「決まったこと」にも食い下がる
石塚:世間ではあまり言われてないんだけれども、自分が常々思っていることを、小田嶋さんがスパッと書いてくださって、非常に共感する。「こういう言い方をすればよかったのか」と。もう1つは、自分では気付かなかった切り口で物事を見せてくれる。「出羽の守」の回とか、そうでしたね(2020年9月25日掲載「出羽の守に叱られろ!」)。
担当者の1人としては、連載のときは「ここまで言わないといけないのだろうか」と思うテーマを選ばれることも多かったし、どきどきしたりしていましたけれど、単行本にして読み返すと「こういうことは誰かが言って残さないと」と思って書かれたんだろうな、と思うことが多かったです。

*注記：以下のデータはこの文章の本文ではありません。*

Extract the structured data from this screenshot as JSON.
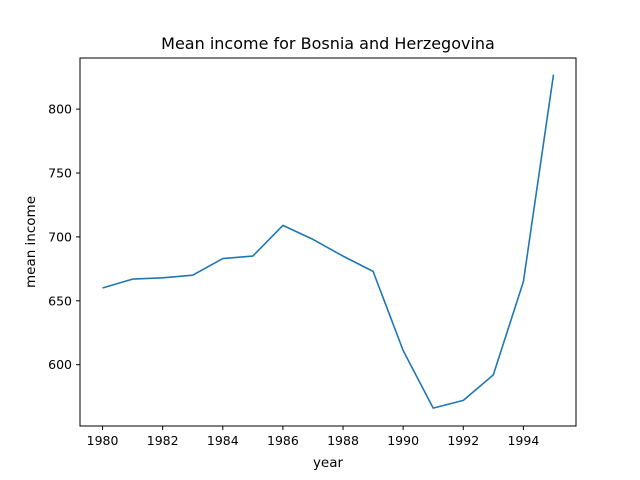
{
  "chart_data": {
    "type": "line",
    "title": "Mean income for Bosnia and Herzegovina",
    "xlabel": "year",
    "ylabel": "mean income",
    "xlim": [
      1979.25,
      1995.75
    ],
    "ylim": [
      552,
      840
    ],
    "x_ticks": [
      1980,
      1982,
      1984,
      1986,
      1988,
      1990,
      1992,
      1994
    ],
    "y_ticks": [
      600,
      650,
      700,
      750,
      800
    ],
    "grid": false,
    "series": [
      {
        "color": "#1f77b4",
        "x": [
          1980,
          1981,
          1982,
          1983,
          1984,
          1985,
          1986,
          1987,
          1988,
          1989,
          1990,
          1991,
          1992,
          1993,
          1994,
          1995
        ],
        "values": [
          660,
          667,
          668,
          670,
          683,
          685,
          709,
          698,
          685,
          673,
          611,
          566,
          572,
          592,
          665,
          827
        ]
      }
    ]
  }
}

石塚:「そういうものだから」「決まりだから」というのが苦手というか。
はい、「世の中のルールと言うけど、そんなものに俺はサインした覚えはない」みたいな感じなんですよね。オリンピック招致などにしても「決まったことにグダグダ言うな」という風潮に、猛然と食ってかかって。

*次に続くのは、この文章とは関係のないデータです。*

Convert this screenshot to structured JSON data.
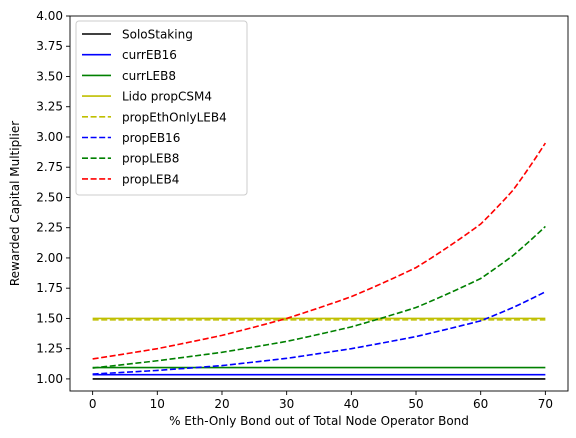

実際、「夢」という言葉を、集合名詞としてとらえている日本人は決して少なくない。
そう思う人がそう思うことを止めることはできない。
ただ、私は、同じ考えを持つ人間ではない。
私は、「夢」は、あくまでも個人に属するものだと考える。
だから、五輪招致運動のキャッチコピーが
「いま、ニッポンには、この夢の力が必要だ」
と連呼している時点から、どうしてもそのフレーズになじむことができなかった。
なぜなら、ここでは「夢」を見る主体が「ニッポン」という国になっているからだ。
私には、国が見る夢というビジョンは受けいれがたい。
ついていけない。
もちろん、国そのものは夢を見たりしない。
ということはつまり、五輪を招致しようとしていた人々が目論んでいたのは、五輪を通じて日本国民が、共通の集団的な「夢」を見ることだったと考えるべきなのであろう。
でも、それでも十分に気味が悪い。
誰がいったい他人なんかと夢を共有できるというのだ?
(2016年7月8日掲載「夢はひとりで見るものだ」)
石塚:ああ、分かりますね。ちょっとそこまでの覚悟はないんだけど、私も決まりだからとか言われるとかえって反発するんですよね。「じゃあ、どういう決まりになっているんですか」ってちょっと問いただしたくなるし、新しいことをやるんだったら、例えばいろいろなソニーの新しいチャレンジとかでも、新しいことをやるとそれまでの概念が規定できていないところに踏み込んだりします。本当は、ルールは不変ではいけない、どころか、ルールこそ後からちゃんと変えていかなきゃいけないことがあるんですよね。
なるほど。
石塚:だから結構戦っていますよ、ソニーは。歴史的にも盛田(昭夫・ソニー創業者)さんの時代から、例えば古くはベータマックスの訴訟(文部科学省「ベータマックス事件の概要」)も経験していますし。私も特許裁判で、実際に米国の法廷に行って証言したことがあるんですけど、あれは「こっちが正しいと思ったらどこでも出ていく」という、盛田さんの姿勢を見習ってやっていたんですよね。だからうちのリーガルって強いんですよ。
けんか慣れしているんですね。
石塚:法律ってそもそも人間が、何か問題があったときに仲裁なり裁くためにつくったルールですから。法務から「だめだ」と言われても、それは従来の常識にのっとっての原則であって、ルールが想定外のケースの場合は、結局最後は「ビジネス判断で決めてください」となることも多いんですよね。
ということは、責任も戻ってくるんですね(笑)。
石塚:その通り、やってもいいけれど、その責任は自分で取らないといけないんですよね。自分で責任を取るということは、自分が出るところに出て、という、例えば法廷に出て、申し開きがちゃんと自分でできるかどうか。そこに最後は行き着くわけです。